Demanding that Mr Tharoor be removed as the chairman of the Standing Committee, Nishikant Dubey wrote, “Mr Tharoor’s tenure has been controversial… Speaking in Spenserian English in foreign accent does not give one freedom to an individual to disregard parliamentary institutions”.
Nishikant Dubey has also listed past incidents where according to him Shashi Tharoor created controversies. He has accused Mr Tharoor of making remarks on social media on examination of Personal Data Protection Bill by the Joint Select Committee without discussing the matter with the committee members. The list also included the ban on 59 Chinese apps and 4G internet not being available in Jammu and Kashmir, where Mr Tharoor again criticised the government on social media.
Mr Dubey and Mr Tharoor have filed breach of privilege motions against each other over the issue. At the bottom of the feud is Mr Tharoor’s tweet that the Parliamentary Standing Committee on Information Technology that he heads, would like to hear from Facebook on the hate speech issue.

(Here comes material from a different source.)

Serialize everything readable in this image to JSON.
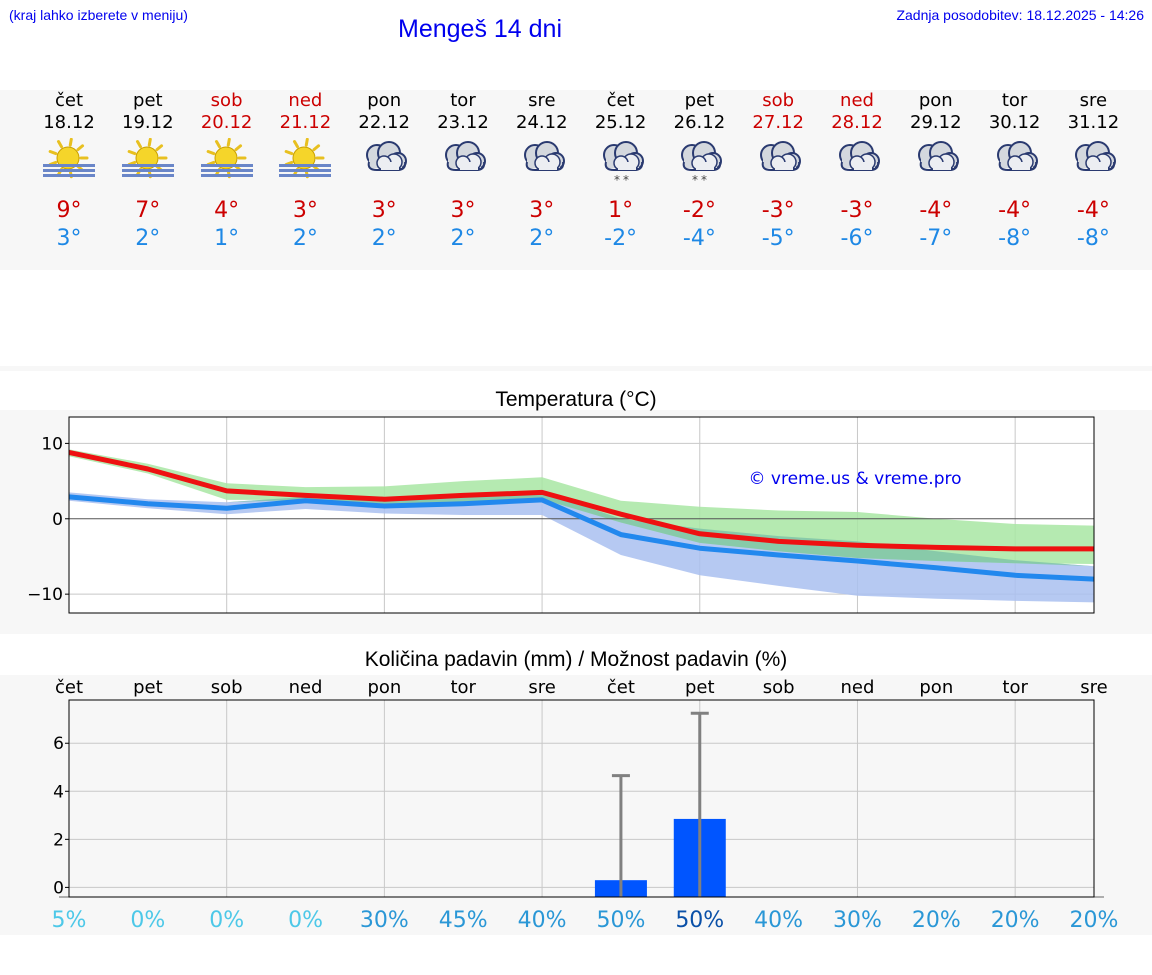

The Congress and the BJP have been battling over a report in The Wall Street Journal, which claimed that Facebook deliberately ignored disruptive content from members of the ruling BJP and the right-wing voices despite the issue being “flagged internally”.
Mr Tharoor said the MPs’ panel would consider a testimony under the topic “Safeguarding citizens’ rights and prevention of misuse of social/online news media platforms”.
Mr Dubey, who is also a member of the panel, immediately retorted that the Chairman of the Standing Committee “does not have the authority to do anything without discussion of the agenda with its members”. Mr Tharoor, he said in his post, was just pushing the agenda of Congress’s Rahul Gandhi – who was the first to tweet the WSJ report.
Mr Tharoor then moved a notice for breach of privelege, accusing Mr Dubey of making “disparaging remarks” on social media. Mr Dubey responded with a notice against Mr Tharoor and Rahul Gandhi, saying that while the former had “surpassed all limits of decency, ethics and basic tenets of parliamentary procedure”, the latter had “spread fake news and hatred”.
“If we go by the book, Tharoor cannot exercise powers without members’ support. Although his explanation is ‘this matter in public interest should be taken up by us,” Mr Rathore said today.
Quoting former Secretary General of Lok Sabha PDT Acharaya, he added that under Rule 276, while the committee does not finalise the list of witnesses and it was the privilege of the chairman, the subject has to be under the consideration of the committee and the chair has to take committee into confidence.